Kobitek.com web sitesi, analitik ve kişiselleştirme dahil olmak üzere site işlevselliğini sağlamak ve reklam gösterimini optimize etmek için çerezler gibi verileri depolar.
27 yılını patron, 25 yılını da yönetim danışmanı olarak sürdürdüğüm 52 yıllık çalışma hayatım boyunca, bunun aksine pek rastlamadığımdan, eğer sizin, patronunuz/patronlarınız veya üst düzey yöneticileriniz bu kategoriye girmiyorsa, çok şanslısınız ve de "işinizden memnunsanız, her zaman yolunuz açık olsun" diyerek, konuya devam etmek istiyorum! ????
Çalışma hayatında şu sıralar en çok dikkat çeken olayların başında, özellikle genç kuşakların çok çabuk iş değiştirdiklerini gözlemlemekteyiz.
Bunun sebeplerini araştırdığımızda, bu genç kuşakların pek de haksız oldukları söylenemez!

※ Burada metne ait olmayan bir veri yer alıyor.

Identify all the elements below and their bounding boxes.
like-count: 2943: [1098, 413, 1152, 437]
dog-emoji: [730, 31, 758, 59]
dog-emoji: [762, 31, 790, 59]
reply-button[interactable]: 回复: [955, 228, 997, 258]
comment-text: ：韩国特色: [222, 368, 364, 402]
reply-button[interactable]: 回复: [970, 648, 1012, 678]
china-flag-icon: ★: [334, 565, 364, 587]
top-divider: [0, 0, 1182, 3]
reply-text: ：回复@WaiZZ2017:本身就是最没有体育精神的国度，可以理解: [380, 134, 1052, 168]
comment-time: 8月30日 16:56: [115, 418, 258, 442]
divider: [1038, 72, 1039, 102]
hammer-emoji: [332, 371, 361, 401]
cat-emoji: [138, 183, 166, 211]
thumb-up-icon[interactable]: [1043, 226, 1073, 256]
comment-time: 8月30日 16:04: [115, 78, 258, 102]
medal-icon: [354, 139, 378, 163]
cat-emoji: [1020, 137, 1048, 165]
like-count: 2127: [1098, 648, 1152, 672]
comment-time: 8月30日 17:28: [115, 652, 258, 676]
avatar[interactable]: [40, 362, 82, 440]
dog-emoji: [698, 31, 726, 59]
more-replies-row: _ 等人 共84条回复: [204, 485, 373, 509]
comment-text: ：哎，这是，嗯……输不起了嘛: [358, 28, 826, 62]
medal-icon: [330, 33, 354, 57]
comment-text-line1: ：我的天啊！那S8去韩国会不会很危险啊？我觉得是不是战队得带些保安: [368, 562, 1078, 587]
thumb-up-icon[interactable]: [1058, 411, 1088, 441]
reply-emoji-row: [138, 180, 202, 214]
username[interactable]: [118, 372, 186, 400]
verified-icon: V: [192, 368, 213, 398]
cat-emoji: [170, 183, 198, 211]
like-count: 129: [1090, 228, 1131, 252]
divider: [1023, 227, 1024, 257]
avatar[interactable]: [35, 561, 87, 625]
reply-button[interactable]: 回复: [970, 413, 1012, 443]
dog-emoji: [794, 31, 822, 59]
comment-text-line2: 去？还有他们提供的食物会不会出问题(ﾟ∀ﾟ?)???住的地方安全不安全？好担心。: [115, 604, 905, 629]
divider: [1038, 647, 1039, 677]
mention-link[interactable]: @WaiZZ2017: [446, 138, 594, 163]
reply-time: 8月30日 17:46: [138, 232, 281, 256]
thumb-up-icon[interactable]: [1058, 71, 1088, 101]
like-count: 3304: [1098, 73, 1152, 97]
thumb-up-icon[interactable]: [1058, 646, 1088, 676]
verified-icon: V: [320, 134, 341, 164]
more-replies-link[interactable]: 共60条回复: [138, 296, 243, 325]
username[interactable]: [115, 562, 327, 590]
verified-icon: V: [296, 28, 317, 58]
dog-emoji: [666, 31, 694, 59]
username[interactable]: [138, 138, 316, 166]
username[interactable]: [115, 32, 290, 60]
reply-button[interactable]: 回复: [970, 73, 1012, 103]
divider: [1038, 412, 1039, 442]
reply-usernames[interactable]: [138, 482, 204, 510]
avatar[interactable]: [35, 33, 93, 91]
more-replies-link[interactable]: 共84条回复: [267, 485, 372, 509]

Çünkü onlar, teknolojiyi üretemeseler de, kendilerinden önceki kuşaklardan çok farklı olarak sonuna kadar kullanma yetisine sahip olduklarından, aidiyet duygusunu bir tarafa bırakarak;
Yönetim ve davranış tarzınızı beğenmeyince de, canları sıkılıyor ve işi bırakıp gidiyorlar!..????

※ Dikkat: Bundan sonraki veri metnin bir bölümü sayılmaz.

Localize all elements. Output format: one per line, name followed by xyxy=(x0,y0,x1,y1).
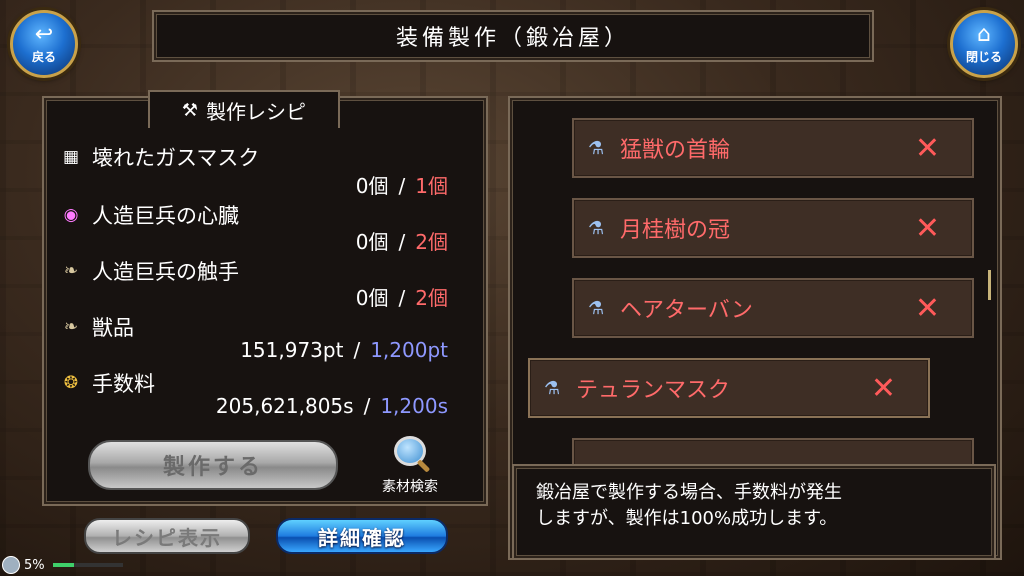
need-count: 1個 xyxy=(415,174,448,198)
back-arrow-icon: ↩ xyxy=(34,21,54,47)
equipment-icon: ⚗ xyxy=(544,377,561,399)
home-icon: ⌂ xyxy=(977,21,991,47)
back-label: 戻る xyxy=(31,49,56,64)
item-name: 月桂樹の冠 xyxy=(620,218,731,243)
separator: / xyxy=(398,286,406,310)
item-name: ヘアターバン xyxy=(620,298,753,323)
list-item[interactable]: ⚗ 猛獣の首輪 ✕ xyxy=(572,118,974,178)
item-name: 猛獣の首輪 xyxy=(620,138,731,163)
material-beast-points: ❧ 獣品 xyxy=(58,312,134,342)
have-count: 0個 xyxy=(355,286,389,310)
separator: / xyxy=(398,230,406,254)
message-line-1: 鍛冶屋で製作する場合、手数料が発生 xyxy=(536,482,842,503)
status-bar xyxy=(52,563,123,567)
material-search-label: 素材検索 xyxy=(382,479,438,495)
list-item[interactable]: ⚗ ヘアターバン ✕ xyxy=(572,278,974,338)
need-count: 2個 xyxy=(415,286,448,310)
need-count: 2個 xyxy=(415,230,448,254)
list-scrollbar[interactable] xyxy=(988,270,991,300)
heart-orb-icon: ◉ xyxy=(63,205,79,225)
material-name: 手数料 xyxy=(92,372,155,396)
material-fee-count: 205,621,805s / 1,200s xyxy=(216,394,448,418)
have-count: 205,621,805s xyxy=(215,394,354,418)
material-tentacle-count: 0個 / 2個 xyxy=(356,282,448,311)
unavailable-x-icon: ✕ xyxy=(914,130,940,166)
recipe-tab-label: 製作レシピ xyxy=(206,99,307,124)
material-fee: ❂ 手数料 xyxy=(58,368,155,398)
bottom-status: 5% xyxy=(2,556,123,574)
unavailable-x-icon: ✕ xyxy=(870,370,896,406)
make-button[interactable]: 製作する xyxy=(88,440,338,490)
coin-icon: ❂ xyxy=(63,373,79,393)
item-name: テュランマスク xyxy=(576,378,731,403)
material-name: 壊れたガスマスク xyxy=(92,146,260,170)
close-button[interactable]: ⌂ 閉じる xyxy=(950,10,1018,78)
need-count: 1,200pt xyxy=(370,338,448,362)
need-count: 1,200s xyxy=(380,394,448,418)
status-percent: 5% xyxy=(24,557,45,573)
page-title-bar: 装備製作（鍛冶屋） xyxy=(152,10,874,62)
have-count: 0個 xyxy=(355,230,389,254)
separator: / xyxy=(398,174,406,198)
magnifier-icon xyxy=(394,436,426,466)
tentacle-icon: ❧ xyxy=(63,261,79,281)
material-name: 人造巨兵の触手 xyxy=(92,260,239,284)
recipe-show-button[interactable]: レシピ表示 xyxy=(84,518,250,554)
material-name: 獣品 xyxy=(92,316,134,340)
unavailable-x-icon: ✕ xyxy=(914,210,940,246)
list-item-selected[interactable]: ⚗ テュランマスク ✕ xyxy=(528,358,930,418)
material-gas-mask: ▦ 壊れたガスマスク xyxy=(58,142,259,172)
recipe-tab: ⚒ 製作レシピ xyxy=(148,90,340,128)
equipment-icon: ⚗ xyxy=(588,137,605,159)
detail-button[interactable]: 詳細確認 xyxy=(276,518,448,554)
fang-icon: ❧ xyxy=(63,317,79,337)
message-line-2: しますが、製作は100%成功します。 xyxy=(536,508,838,529)
have-count: 0個 xyxy=(355,174,389,198)
material-gas-mask-count: 0個 / 1個 xyxy=(356,170,448,199)
separator: / xyxy=(353,338,361,362)
material-heart-count: 0個 / 2個 xyxy=(356,226,448,255)
close-label: 閉じる xyxy=(965,49,1002,64)
message-box: 鍛冶屋で製作する場合、手数料が発生 しますが、製作は100%成功します。 xyxy=(512,464,996,560)
equipment-icon: ⚗ xyxy=(588,217,605,239)
equipment-icon: ⚗ xyxy=(588,297,605,319)
unavailable-x-icon: ✕ xyxy=(914,290,940,326)
status-bar-fill xyxy=(52,563,74,567)
material-tentacle: ❧ 人造巨兵の触手 xyxy=(58,256,239,286)
anvil-icon: ⚒ xyxy=(181,99,199,121)
material-heart: ◉ 人造巨兵の心臓 xyxy=(58,200,239,230)
status-gauge-icon xyxy=(2,556,20,574)
material-beast-points-count: 151,973pt / 1,200pt xyxy=(240,338,448,362)
gas-mask-icon: ▦ xyxy=(62,147,80,167)
material-name: 人造巨兵の心臓 xyxy=(92,204,239,228)
material-search-button[interactable]: 素材検索 xyxy=(370,436,450,496)
back-button[interactable]: ↩ 戻る xyxy=(10,10,78,78)
page-title: 装備製作（鍛冶屋） xyxy=(395,26,630,51)
separator: / xyxy=(363,394,371,418)
have-count: 151,973pt xyxy=(240,338,344,362)
list-item[interactable]: ⚗ 月桂樹の冠 ✕ xyxy=(572,198,974,258)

Yazının başlığında da belirttiğim gibi, bu tür yönetim yanlışları içinde bulunan bazı üst düzey yönetici veya yönetici adaylarının çoğunlukla departmandaki ekip arkadaşlarının çalışmalarını değerlendirirken, konunun uzmanlarından Aile Şirketleri Danışmanı ve Veliaht Koçu Sn. Deniz Çağla Gençtürk’ün LinkedIn’deki konuyla ilgili makalesinde yansıttığı gibi, maalesef genellikle;
Bir türlü rahatlayamadıklarını, yapılanları beğenmediklerini, layığı ile teşekkür etmediklerini, hep yapılacak daha çok iş varmış edasıyla ortalarda salınıp, yapılanların yetmediğini ima ettiklerini görürsünüz!

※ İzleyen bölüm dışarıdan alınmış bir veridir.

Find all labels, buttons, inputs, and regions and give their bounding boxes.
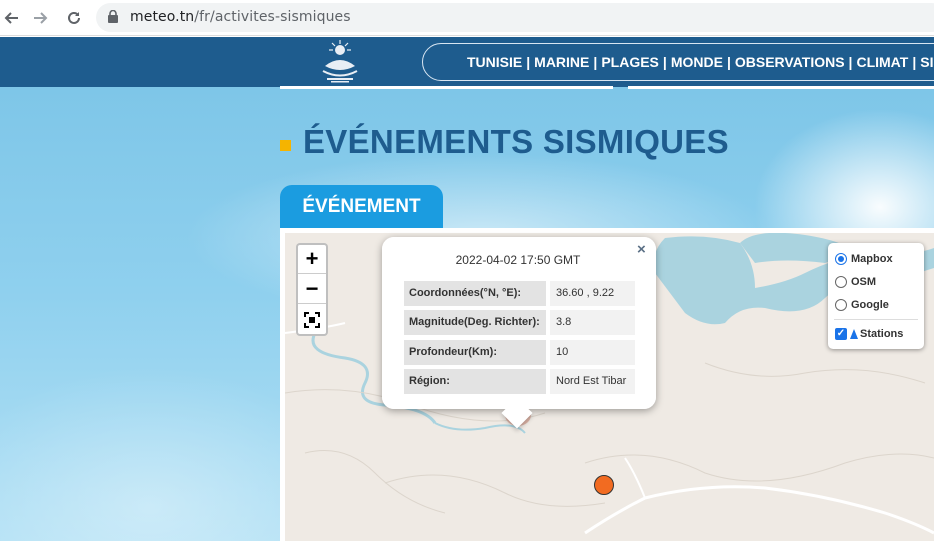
popup-title: 2022-04-02 17:50 GMT <box>455 253 581 267</box>
nav-item-observations[interactable]: OBSERVATIONS <box>735 54 845 70</box>
header-divider <box>628 86 934 89</box>
layer-option-label: Google <box>851 299 889 311</box>
main-navigation: TUNISIE | MARINE | PLAGES | MONDE | OBSERVATIONS… <box>422 43 934 81</box>
popup-row-region: Région: Nord Est Tibar <box>404 369 635 394</box>
url-path: /fr/activites-sismiques <box>194 9 351 25</box>
popup-value: 36.60 , 9.22 <box>550 281 635 306</box>
layer-option-osm[interactable]: OSM <box>835 273 876 291</box>
site-logo[interactable] <box>319 40 361 84</box>
browser-toolbar: meteo.tn/fr/activites-sismiques <box>0 0 934 36</box>
nav-item-marine[interactable]: MARINE <box>534 54 589 70</box>
popup-label: Coordonnées(°N, °E): <box>404 281 546 306</box>
nav-separator: | <box>726 54 731 70</box>
popup-row-magnitude: Magnitude(Deg. Richter): 3.8 <box>404 310 635 335</box>
zoom-out-button[interactable]: − <box>298 275 326 304</box>
popup-label: Profondeur(Km): <box>404 340 546 365</box>
layer-control: Mapbox OSM Google ✓ Stations <box>828 243 924 349</box>
nav-links: TUNISIE | MARINE | PLAGES | MONDE | OBSERVATIONS… <box>467 54 934 70</box>
popup-label: Magnitude(Deg. Richter): <box>404 310 546 335</box>
station-triangle-icon <box>850 329 858 339</box>
nav-item-tunisie[interactable]: TUNISIE <box>467 54 522 70</box>
checkbox-icon[interactable]: ✓ <box>835 328 847 340</box>
popup-value: Nord Est Tibar <box>550 369 635 394</box>
zoom-in-button[interactable]: + <box>298 245 326 274</box>
page-heading: ÉVÉNEMENTS SISMIQUES <box>280 120 729 164</box>
layer-separator <box>834 319 918 320</box>
earthquake-marker[interactable] <box>594 475 614 495</box>
nav-item-sismo[interactable]: SISMO <box>920 54 934 70</box>
layer-option-label: Mapbox <box>851 253 893 265</box>
layer-option-label: OSM <box>851 276 877 288</box>
layer-option-google[interactable]: Google <box>835 296 889 314</box>
url-host: meteo.tn <box>130 9 195 25</box>
tab-evenement[interactable]: ÉVÉNEMENT <box>280 185 443 228</box>
nav-item-plages[interactable]: PLAGES <box>601 54 659 70</box>
nav-separator: | <box>593 54 598 70</box>
nav-item-climat[interactable]: CLIMAT <box>856 54 908 70</box>
overlay-label: Stations <box>860 328 904 340</box>
nav-separator: | <box>526 54 531 70</box>
zoom-control: + − <box>296 243 328 336</box>
popup-label: Région: <box>404 369 546 394</box>
page-title: ÉVÉNEMENTS SISMIQUES <box>303 123 729 160</box>
forward-arrow-icon[interactable] <box>28 6 52 30</box>
layer-option-mapbox[interactable]: Mapbox <box>835 250 893 268</box>
nav-separator: | <box>662 54 667 70</box>
nav-item-monde[interactable]: MONDE <box>671 54 723 70</box>
popup-row-coordinates: Coordonnées(°N, °E): 36.60 , 9.22 <box>404 281 635 306</box>
reload-icon[interactable] <box>62 6 86 30</box>
fullscreen-icon[interactable] <box>298 305 326 334</box>
nav-separator: | <box>848 54 853 70</box>
back-arrow-icon[interactable] <box>0 6 24 30</box>
lock-icon <box>108 10 118 23</box>
nav-separator: | <box>912 54 917 70</box>
url-text[interactable]: meteo.tn/fr/activites-sismiques <box>130 9 351 25</box>
title-bullet-icon <box>280 139 291 151</box>
popup-value: 10 <box>550 340 635 365</box>
overlay-stations[interactable]: ✓ Stations <box>835 325 903 343</box>
site-header: TUNISIE | MARINE | PLAGES | MONDE | OBSERVATIONS… <box>0 37 934 87</box>
popup-value: 3.8 <box>550 310 635 335</box>
popup-row-depth: Profondeur(Km): 10 <box>404 340 635 365</box>
radio-button[interactable] <box>835 299 847 311</box>
radio-button[interactable] <box>835 253 847 265</box>
radio-button[interactable] <box>835 276 847 288</box>
header-divider <box>280 86 613 89</box>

Ekip üyelerinin yakınmalarının da, genellikle şu çerçevede olduğunu duyarız. "Ne yapsak beğendiremiyoruz", "Kesinlikle yaranamıyoruz", "Bunları çok iyi yapsak bile, bir teşekkür dahi etmeden, çok daha fazlasını istiyor"gibi cümlelere, çok sık şahit olmaktayız!..
Değerli hocam Yusuf Soner "Büyük Düşünmek Zamanı" adlı kitabında, zamanında Coca Cola’nın Ceo’su olan Muhtar Kent’in yöneticiliğinden; bir yöneticinin, her zaman ‘hoşnutsuz’ ancak ‘yapıcı bir hoşnutsuzluk’ içinde olması gerektiğinin, bir örneği olarak bahsetmiştir.
Yöneticinin içinde bulunduğu hoşnutsuzluk yapıcı bir hoşnutsuzluk olduğu sürece anlamlıdır. Ekibini gelişime doğru yöneltmesi, rehavete kapılmanın önüne geçmesi, değişim / dönüşüm yorgunluğunun çalışanları gevşemeye itmemesi ve gelişimin yavaş da olsa devam etmesi açısından, yöneticinin yapıcı bir hoşnutsuzluk içinde olması, anlaşılabilir!
Yöneticiler açısından baktığımızda, yakınmaları genelde şu şekilde duyarız. ‘Ben olmasam işi takip eden yok’, ‘Kendi hallerine bıraksam, hiç kimse benim gibi işin sonunu getiremez’, ‘Güvenemediğim için işleri delege etmekte zorlanıyorum’, ‘Yapabilecek olsalar neden devretmek istemeyeyim, ben zaten bu işlerden kurtulmak istiyorum’…
Yöneticiler böyle hissetmekte %100 haksız olmamakla birlikte, vermiş oldukları ‘hoşnutsuzluk hissi’ karşı tarafa yapıcı olarak değil de / yetersizlik duygusu ile geçerse, aynı döngü içinde dolaşıp durmaya devam eder. Bu da motivasyon kırıcı, performans düşürücü ve de moral bozucu olur!
Üst düzey yöneticilerin en önemli misyonu, ekibine vizyonu doğru aktarabilmektir. Bu açık vizyonu benimseyen çalışanlara, doğru ve gerçekleştirilebilir hedefler vermek ve de bu hedeflere gidecek stratejileri ekiple birlikte belirlemek de, çok değerlidir.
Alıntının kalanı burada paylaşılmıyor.